Pavé de mai 68 © Mucem

Pavé de mai 68 © Mucem

Pavé de mai 68
1977.62.122
Granit
10,3 x 8,7 x 10,2 cm ; 1,745 kg
Ce pavé en granit lancé par des manifestants a cassé la vitrine d’un chapelier situé boulevard Saint Michel à Paris le 25 mai 1968. La veille au soir, les manifestants, paysans, ouvriers et étudiants, après avoir défilé sous la bannière de la CGT, se replient sur le quartier latin, suite à un échange musclé avec les CRS aux alentours de la Bastille.

Des barricades sont alors érigées dans la nuit, que les CRS attaquent à coup de grenades lacrymogènes.
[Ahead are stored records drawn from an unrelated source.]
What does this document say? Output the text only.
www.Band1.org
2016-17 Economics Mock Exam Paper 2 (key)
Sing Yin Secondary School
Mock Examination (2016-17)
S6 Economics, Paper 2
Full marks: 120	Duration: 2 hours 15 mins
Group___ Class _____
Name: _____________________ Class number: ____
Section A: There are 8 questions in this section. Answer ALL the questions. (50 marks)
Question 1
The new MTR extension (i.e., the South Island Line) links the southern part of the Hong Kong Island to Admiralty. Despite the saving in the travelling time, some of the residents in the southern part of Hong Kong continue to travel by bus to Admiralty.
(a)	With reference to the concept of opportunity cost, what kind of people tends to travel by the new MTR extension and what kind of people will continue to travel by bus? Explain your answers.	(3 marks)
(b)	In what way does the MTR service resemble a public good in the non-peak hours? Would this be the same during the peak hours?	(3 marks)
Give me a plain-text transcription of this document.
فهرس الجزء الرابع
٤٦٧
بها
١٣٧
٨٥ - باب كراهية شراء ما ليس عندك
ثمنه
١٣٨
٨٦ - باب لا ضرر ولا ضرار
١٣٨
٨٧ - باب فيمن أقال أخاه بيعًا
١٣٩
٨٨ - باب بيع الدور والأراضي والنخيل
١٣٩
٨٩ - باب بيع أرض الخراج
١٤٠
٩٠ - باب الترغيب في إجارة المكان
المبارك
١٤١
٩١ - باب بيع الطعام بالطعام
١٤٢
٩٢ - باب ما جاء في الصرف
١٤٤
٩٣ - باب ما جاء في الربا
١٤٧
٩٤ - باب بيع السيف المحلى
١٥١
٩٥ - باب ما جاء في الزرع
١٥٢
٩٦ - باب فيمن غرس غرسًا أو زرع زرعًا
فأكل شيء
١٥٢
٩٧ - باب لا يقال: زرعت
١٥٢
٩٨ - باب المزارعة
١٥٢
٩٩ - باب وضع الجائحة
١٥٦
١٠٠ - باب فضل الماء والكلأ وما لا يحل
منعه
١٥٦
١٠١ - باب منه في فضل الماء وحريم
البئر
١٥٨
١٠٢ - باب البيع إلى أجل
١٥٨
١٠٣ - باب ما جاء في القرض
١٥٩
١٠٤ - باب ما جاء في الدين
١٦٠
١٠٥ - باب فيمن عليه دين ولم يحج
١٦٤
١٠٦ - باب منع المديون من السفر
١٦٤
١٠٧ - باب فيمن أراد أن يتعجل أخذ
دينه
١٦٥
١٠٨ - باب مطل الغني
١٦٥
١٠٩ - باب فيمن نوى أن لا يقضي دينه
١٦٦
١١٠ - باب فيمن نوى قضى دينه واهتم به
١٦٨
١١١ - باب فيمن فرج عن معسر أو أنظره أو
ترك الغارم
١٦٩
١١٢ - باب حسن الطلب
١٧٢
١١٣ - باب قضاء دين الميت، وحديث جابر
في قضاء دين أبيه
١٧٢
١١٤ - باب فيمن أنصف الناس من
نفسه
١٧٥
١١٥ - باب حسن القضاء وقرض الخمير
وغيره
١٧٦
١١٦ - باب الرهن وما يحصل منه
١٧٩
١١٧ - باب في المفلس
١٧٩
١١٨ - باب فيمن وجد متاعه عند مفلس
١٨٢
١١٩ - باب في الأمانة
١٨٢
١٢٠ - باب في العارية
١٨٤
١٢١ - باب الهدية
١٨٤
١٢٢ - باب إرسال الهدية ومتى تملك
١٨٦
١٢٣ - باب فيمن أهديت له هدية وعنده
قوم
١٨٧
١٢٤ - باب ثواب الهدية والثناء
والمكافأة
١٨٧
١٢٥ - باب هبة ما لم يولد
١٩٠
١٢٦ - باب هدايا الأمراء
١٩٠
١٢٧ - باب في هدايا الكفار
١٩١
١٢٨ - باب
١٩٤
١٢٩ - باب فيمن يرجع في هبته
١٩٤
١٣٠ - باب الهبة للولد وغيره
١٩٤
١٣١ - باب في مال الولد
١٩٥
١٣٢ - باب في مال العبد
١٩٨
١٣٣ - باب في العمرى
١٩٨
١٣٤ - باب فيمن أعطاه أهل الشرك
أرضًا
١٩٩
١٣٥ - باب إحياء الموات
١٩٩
Le bilan de ce 25 mai est lourd : 795 interpellations, dont 80 femmes, 45 arrestations maintenues; 456 personnes reçoivent des soins dans les hôpitaux, 178 restent hospitalisées, dont 2 policiers.

Le chapelier conserva pendant 9 années ce pavé, en souvenir de cette journée mémorable. Notre musée l’acquit en 1977, lorsqu’il fit entrer dans ses collections l’ensemble de la boutique : enseigne, devanture, décor intérieur, fers à repasser, présentoirs, chapeaux, caisse…

Vous pouvez retrouver ce pavé ainsi qu’un lot d’affiches réalisées par des étudiants de l’école des Beaux-Arts de Paris au cœur-même des manifestations de Mai 68, sur notre site, en suivant le parcours « Mai 68 et les œuvres contestataires : Aux arts, citoyens ! », et également dans l’exposition « Marseille et mai 68 » au musée d’histoire de la ville de Marseille, du 4 mai au 2 septembre.